Fleischaker also believes, “it is extremely important for this Jewish community to be actively involved in the larger community. It is something we not only have to do to preserve ourselves but we have to do it to make larger community better place.”

A brief piece his son, Jeff Fleischaker, a lawyer in Allentown, PA, recently wrote speaks strongly to him about why we need a strong Jewish community, so he shared it.

“I was raised to be a proud Jewish man,” Fleischaker read. “I did not know or appreciate what that meant for a long time except that when I worked as a public defender in rural Kentucky I did not feel compelled to share my religious learnings with my clients.

“But I know now, as Jews, we are ever vigilant, something that is second nature where the history of persecution is long. It is not just about me or my fellow Jews. I am taught to be vigilant against persecution of any sort.

“Our faith and our history show us that persecution of one will no doubt lead to the persecution of all. So I was taught to stand up, be counted and be proud, don’t simply tolerate others. Respect them and appreciate them. Revere their rights as your own.
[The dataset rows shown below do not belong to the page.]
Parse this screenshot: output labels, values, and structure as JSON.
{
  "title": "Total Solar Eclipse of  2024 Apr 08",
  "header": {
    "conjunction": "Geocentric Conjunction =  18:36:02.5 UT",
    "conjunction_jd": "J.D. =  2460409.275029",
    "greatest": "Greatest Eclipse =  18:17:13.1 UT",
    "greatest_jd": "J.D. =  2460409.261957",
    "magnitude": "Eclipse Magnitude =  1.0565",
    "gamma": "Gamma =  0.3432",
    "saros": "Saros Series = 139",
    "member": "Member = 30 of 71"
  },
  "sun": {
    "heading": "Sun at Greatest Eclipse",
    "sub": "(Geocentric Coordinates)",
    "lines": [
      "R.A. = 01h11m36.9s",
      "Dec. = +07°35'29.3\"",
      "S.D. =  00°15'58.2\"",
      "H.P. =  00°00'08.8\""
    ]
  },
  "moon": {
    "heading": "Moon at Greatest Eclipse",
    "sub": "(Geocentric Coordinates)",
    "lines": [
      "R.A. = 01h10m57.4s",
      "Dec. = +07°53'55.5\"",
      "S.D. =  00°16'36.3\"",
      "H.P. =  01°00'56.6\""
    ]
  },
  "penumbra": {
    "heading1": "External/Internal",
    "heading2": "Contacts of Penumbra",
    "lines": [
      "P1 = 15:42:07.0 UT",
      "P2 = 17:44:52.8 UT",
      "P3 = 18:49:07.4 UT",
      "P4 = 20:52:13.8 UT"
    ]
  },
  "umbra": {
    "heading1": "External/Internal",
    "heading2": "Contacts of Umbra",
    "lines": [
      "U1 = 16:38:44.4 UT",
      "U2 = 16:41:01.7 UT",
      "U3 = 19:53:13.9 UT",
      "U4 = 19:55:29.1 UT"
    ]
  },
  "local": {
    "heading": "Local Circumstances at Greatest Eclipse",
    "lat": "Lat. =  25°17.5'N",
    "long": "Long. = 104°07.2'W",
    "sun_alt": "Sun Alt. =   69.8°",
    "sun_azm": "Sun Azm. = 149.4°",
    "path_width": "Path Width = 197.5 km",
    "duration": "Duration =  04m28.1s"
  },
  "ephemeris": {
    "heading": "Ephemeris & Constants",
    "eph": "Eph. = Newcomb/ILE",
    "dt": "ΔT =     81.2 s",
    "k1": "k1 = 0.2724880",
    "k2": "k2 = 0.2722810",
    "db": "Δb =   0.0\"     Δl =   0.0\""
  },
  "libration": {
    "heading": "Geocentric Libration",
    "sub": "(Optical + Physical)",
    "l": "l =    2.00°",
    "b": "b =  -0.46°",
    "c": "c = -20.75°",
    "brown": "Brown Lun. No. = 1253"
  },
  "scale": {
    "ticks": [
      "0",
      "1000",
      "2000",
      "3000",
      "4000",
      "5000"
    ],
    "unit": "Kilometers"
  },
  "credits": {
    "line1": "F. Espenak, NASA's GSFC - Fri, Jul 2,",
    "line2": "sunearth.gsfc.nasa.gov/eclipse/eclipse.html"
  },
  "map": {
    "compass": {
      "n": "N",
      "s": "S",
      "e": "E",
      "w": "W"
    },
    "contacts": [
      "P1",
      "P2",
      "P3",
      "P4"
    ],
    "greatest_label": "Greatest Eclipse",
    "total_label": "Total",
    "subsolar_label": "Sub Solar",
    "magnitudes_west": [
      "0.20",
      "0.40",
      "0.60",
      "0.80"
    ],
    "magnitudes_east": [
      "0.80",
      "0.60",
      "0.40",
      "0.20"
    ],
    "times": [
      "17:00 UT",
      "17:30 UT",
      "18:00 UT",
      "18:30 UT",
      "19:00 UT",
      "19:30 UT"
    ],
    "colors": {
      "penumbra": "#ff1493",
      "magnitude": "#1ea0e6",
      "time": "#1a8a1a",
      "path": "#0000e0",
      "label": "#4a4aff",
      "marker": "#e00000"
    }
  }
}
“Isn’t that what the progressive movement or in the old parlance, liberalism, or even older parlance, civil rights, is all about?

“So I stand. I stand because that is what I was taught and what I will teach my daughters today and next week.”

After sharing his son’s thoughts, Fleischaker added, “We are living in a time when not just anti-Semitism, but racism, intolerance are exploding all around us. It’s a part of the presidential campaign, one candidate in particular, and it is growing.

“It is something that we have to stand up against. Not just anti-Semitism – we have to stand up against any kind of intolerance, because that’s who we are. That’s how we make the world a better place [in which] to live. In order to do that, we need strong Jewish institutions; we need a strong Jewish Community of Louisville; we need a strong community relations effort.”

Fleischaker and Goldstein appealed to everyone present to stand up and help make this Campaign a success.

Guest Speakers

Becky Swansburg introduced the guest speakers, Jeff Berkowitz, who has a long history of working with leading Republicans and the Republican National Committee, and Jay Footlick, who has similar credentials with the Democrats. University of Louisville Political Science Professor Jasmine Farrier Frockt moderated their discussion.

Farrier defined politics as “a nonviolent coordination of conflict for self-government.” Then she guided the speakers to talk about their lives and advocacy and the ways they contribute to the Jewish community, support for Israel as a bipartisan issue, other potentially unifying issues and ways to overcome the divisiveness of the election.

While Footlik said the leaders of the Democratic party and solidly pro-Israel, he expressed concern about a growing divide within the party and the increasing strength of the BDS (Boycott, Divest and Sanction) movement.

Berkowitz said that both parties were solidly pro-Israel. “I’m delighted that there is tremendous bipartisanship and I can only hope that that is a springboard for healing the country after one of the most divisive elections in our history.”

The two did not agree on other issues that might bring unity to the country under either Hillary Clinton or Donald Trump, but both felt that there are many people on both sides of the aisle who are willing to work together and build stronger communities.